Por Sofía Gallego
Psicóloga y pedagoga
Barcelona, julio de 2014
Foto: Creative Commons
En el pasado mes de junio se produjeron dos hechos casi de manera simultánea que dan contenido a mi reflexión. Por un lado se anunciaba por parte de la Federación Española de Fútbol la cantidad que percibirían cada uno de los jugadores de la selección española en caso de ganar la final. La cantidad sobrepasaba los setecientos mil euros, concretamente 720.000 €, un 20% más que la gratificación ofrecida en el Mundial de 2010. Los salarios del resto de los mortales españoles no se han visto incrementados en el mismo porcentaje. Por otra parte y en otro orden de cosas, el Comité Español de la UNICEF publicaba su informe sobre la pobreza infantil en el cual ponía de manifiesto la situación de precariedad en la que se desarrolla parte de nuestra infancia. La controversia está servida. Por un lado unos profesionales excesivamente bien remunerados y por otro niños que no tienen las necesidades básicas cubiertas.
Seguramente se hallarán argumentos en favor o en contra sobre la conveniencia o no de valorar económicamente de manera tan espléndida a los deportistas. El llamado deporte de élite siempre ha gozado de poder económico para gratificar a sus integrantes de manera muy generosa. Se trata de profesionales con una carrera muy corta y con un alto nivel de exigencia. Es necesario recordar que no hay por mi parte ningún afán de menospreciar el esfuerzo y dedicación que los futbolistas dedican a su profesión. Hay que unir condiciones físicas extraordinarias y fortaleza mental. Si alcanzan una alta cotización es debido a que pocas personas son capaces de desarrollar al máximo nivel la actividad deportiva. Y como todo está sujeto a las inexorables leyes de mercado, a poca oferta –en este caso pocas personas con capacidades para llegar a ser futbolistas de élite– el precio se cotiza al alza.
Ciertamente el mundo de fútbol genera una actividad económica de un importante volumen, los derechos televisivos, la publicidad, etc., sólo se justifica por la enorme acogida que tiene el espectáculo futbolístico en televisión por parte de la población española.

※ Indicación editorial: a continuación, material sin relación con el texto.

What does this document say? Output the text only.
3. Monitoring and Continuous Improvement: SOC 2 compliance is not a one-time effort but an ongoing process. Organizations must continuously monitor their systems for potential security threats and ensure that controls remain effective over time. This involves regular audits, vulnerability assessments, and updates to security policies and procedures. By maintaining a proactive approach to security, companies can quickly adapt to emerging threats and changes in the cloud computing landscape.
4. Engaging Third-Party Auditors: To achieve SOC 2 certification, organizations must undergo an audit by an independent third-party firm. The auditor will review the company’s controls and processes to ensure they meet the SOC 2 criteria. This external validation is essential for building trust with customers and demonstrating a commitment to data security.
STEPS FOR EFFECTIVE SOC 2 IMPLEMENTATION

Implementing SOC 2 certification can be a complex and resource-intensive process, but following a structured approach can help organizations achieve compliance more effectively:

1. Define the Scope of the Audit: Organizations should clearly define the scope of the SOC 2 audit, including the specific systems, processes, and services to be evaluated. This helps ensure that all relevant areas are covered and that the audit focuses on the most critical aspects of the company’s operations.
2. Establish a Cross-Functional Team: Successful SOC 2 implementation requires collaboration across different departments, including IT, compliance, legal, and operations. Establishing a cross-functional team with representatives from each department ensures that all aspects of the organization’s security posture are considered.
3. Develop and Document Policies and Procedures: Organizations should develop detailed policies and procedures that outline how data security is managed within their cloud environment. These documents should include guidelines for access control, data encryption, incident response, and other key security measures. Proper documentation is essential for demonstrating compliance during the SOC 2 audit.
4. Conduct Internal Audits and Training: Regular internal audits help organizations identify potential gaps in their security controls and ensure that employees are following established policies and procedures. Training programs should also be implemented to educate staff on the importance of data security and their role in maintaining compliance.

El informe de la UNICEF, merecería de por sí un estudio más exhaustivo para poder poner de relieve, en su justa dimensión, el panorama real de la infancia: el paulatino empeoramiento de la situación infantil debido en parte a la reducción de los recursos destinados a los servicios básicos dirigidos a la infancia. Por otra, al deterioro de los escenarios domésticos debido a la persistencia del desempleo de los padres o a que éstos no pueden satisfacer de manera correcta las necesidades de sus hijos a causa de la también progresiva reducción de los niveles salariales.
Existe además otro riesgo social importante añadido a la situación anterior, la reducción de la tasa de natalidad. Esta reducción no asegura el necesario repuesto generacional. Así pues el futuro queda comprometido en dos aspectos importantes: primeramente estamos ante una generación que se desarrolla sin las garantías mínimas de poder alcanzar un desarrollo físico correcto, y ya es sabido que una mala nutrición compromete también el rendimiento escolar. Por tanto, con niños mal nutridos y con posibles deficiencias educativas, el futuro de la población infantil no se presenta halagador y, por lo tanto, el futuro del país tampoco. La responsabilidad de la situación no es sólo de la Administración que no ofrece unas políticas de protección a la familia –España está a la cola de los países de Europa en este ámbito–, sino también de cada uno de los ciudadanos.
La simple yuxtaposición de las situaciones descritas anteriormente pone en evidencia la disparidad de criterios y valores que hacen estéticamente reprobable pagar tanto dinero a unos futbolistas cuando en el país existe infancia en riesgo. Los hechos han de ser ética y estéticamente aceptables y los descritos, como mínimo, no puedo afirmar que no sean éticos, pero sí que no son estéticos.